Political environment has sapped confidence over the past year, diminishing the impact of four previous cuts.
The European Central Bank cut its key interest rates by a quarter-point, as greater confidence that inflation is beaten gives it more space to support an economy threatened by a growing array of risks.
The move takes the Bank’s key deposit rate down to 2.75 percent, from a record high of 4 percent last year, and President Christine Lagarde indicated the bank expects further cuts will help to revive growth in a eurozone economy that stagnated at the end of last year, its two largest economies — Germany and France — weighed on by political instability.
For the immediate future, however, it expects the economy to stay weak, not least because its past interest rate hikes in 2022 and 2023 continue to act as a drag: companies and home-owners who took out long-term loans in the days when interest rates were close to zero are still having to refinance those loans at higher levels, forcing them to cut back on other outgoings.
Moreover, it says the risks to its outlook are still skewed negatively, not least due to the new administration in the U.S. and President Donald Trump’s threats of trade tariffs.
Confidence sapped
The political environment, both external and domestic, has sapped confidence over the past year, diminishing the impact of four previous cuts that had brought official rates down by a full percentage point. The Bank noted that even though household incomes are more than keeping pace with inflation, people “have not yet drawn sufficient encouragement … to significantly increase their spending.”
“The ECB is clinging on to the optimism that falling rates and rising real wages will translate into a rebound in private consumption, but as we have seen … the confidence to spend them just isn’t there,” Kyle Chapman, a foreign exchange analyst with Ballinger Group, said in e-mailed comments. “The recovery has been repeatedly delayed, and it is hard to imagine that this turns around in the near term.”
Several members of the ECB’s Governing Council have already voiced such fears, stressing that the ECB should cut rates to a “neutral” level as quickly as possible. Deutsche Bank’s Mark Wall said in e-mailed comments that rates may “quite probably” end up below neutral by year-end.
For the moment, Lagarde said, policy is still “restrictive”, adding that no-one had suggested otherwise at Thursday’s meeting. ECB staff estimate the neutral rate could be anywhere between 1.7 and 2.5 percent.
“The lack of discussion around neutral rates implies that at least two or three more cuts are locked in in policymakers’ minds,” Chapman said.
Lagarde declined to be drawn on how far the ECB still needs to cut to get to a neutral stance, and stuck to the guidance that the Bank “will follow a data-dependent and meeting-by-meeting approach.”
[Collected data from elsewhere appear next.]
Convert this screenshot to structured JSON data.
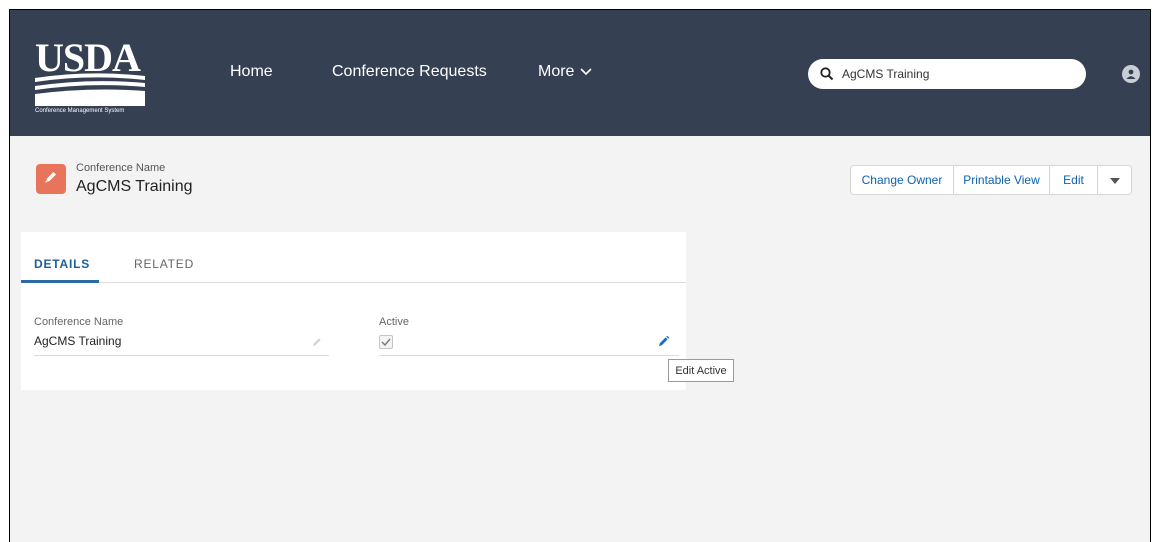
{
  "header": {
    "logo": {
      "text": "USDA",
      "subtitle": "Conference Management System"
    },
    "nav": [
      {
        "label": "Home"
      },
      {
        "label": "Conference Requests"
      },
      {
        "label": "More"
      }
    ],
    "search": {
      "value": "AgCMS Training"
    }
  },
  "record": {
    "type_label": "Conference Name",
    "title": "AgCMS Training",
    "actions": {
      "change_owner": "Change Owner",
      "printable_view": "Printable View",
      "edit": "Edit"
    }
  },
  "panel": {
    "tabs": [
      {
        "label": "DETAILS",
        "active": true
      },
      {
        "label": "RELATED",
        "active": false
      }
    ],
    "fields": {
      "conference_name": {
        "label": "Conference Name",
        "value": "AgCMS Training"
      },
      "active": {
        "label": "Active",
        "checked": true
      }
    }
  },
  "tooltip": {
    "text": "Edit Active"
  },
  "colors": {
    "header_bg": "#354052",
    "record_icon": "#e8755b",
    "link_blue": "#0a62b0",
    "tab_active": "#1f5f9a"
  },
  "icons": [
    "chevron-down-icon",
    "search-icon",
    "user-avatar-icon",
    "pencil-icon",
    "checkmark-icon",
    "caret-down-icon"
  ]
}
The ECB’s step widens the gap between European and U.S. interest rates: the U.S. Federal Reserve on Wednesday kept the target federal funds rate unchanged at 4.25 – 4.5 percent. That widening gap may put further downward pressure on the euro, at least partially compensating for any tariff effect but pushing up the price of key imports, including energy. This could be further exacerbated if Europe decided to retaliate against possible U.S. tariffs.
Reports on Monday suggested that Treasury Secretary Scott Bessent is preparing a 2.5 percent universal tariff, with incremental monthly increases up to 20 percent that would squeeze European exporters more and more tightly.
Lagarde said it would be months before the ECB can reliably assess what Trump’s policies mean for Europe.
“There are rumors, there are statements, there are assumptions, but we don’t have anything that is, you know, clear and tangible,” she said.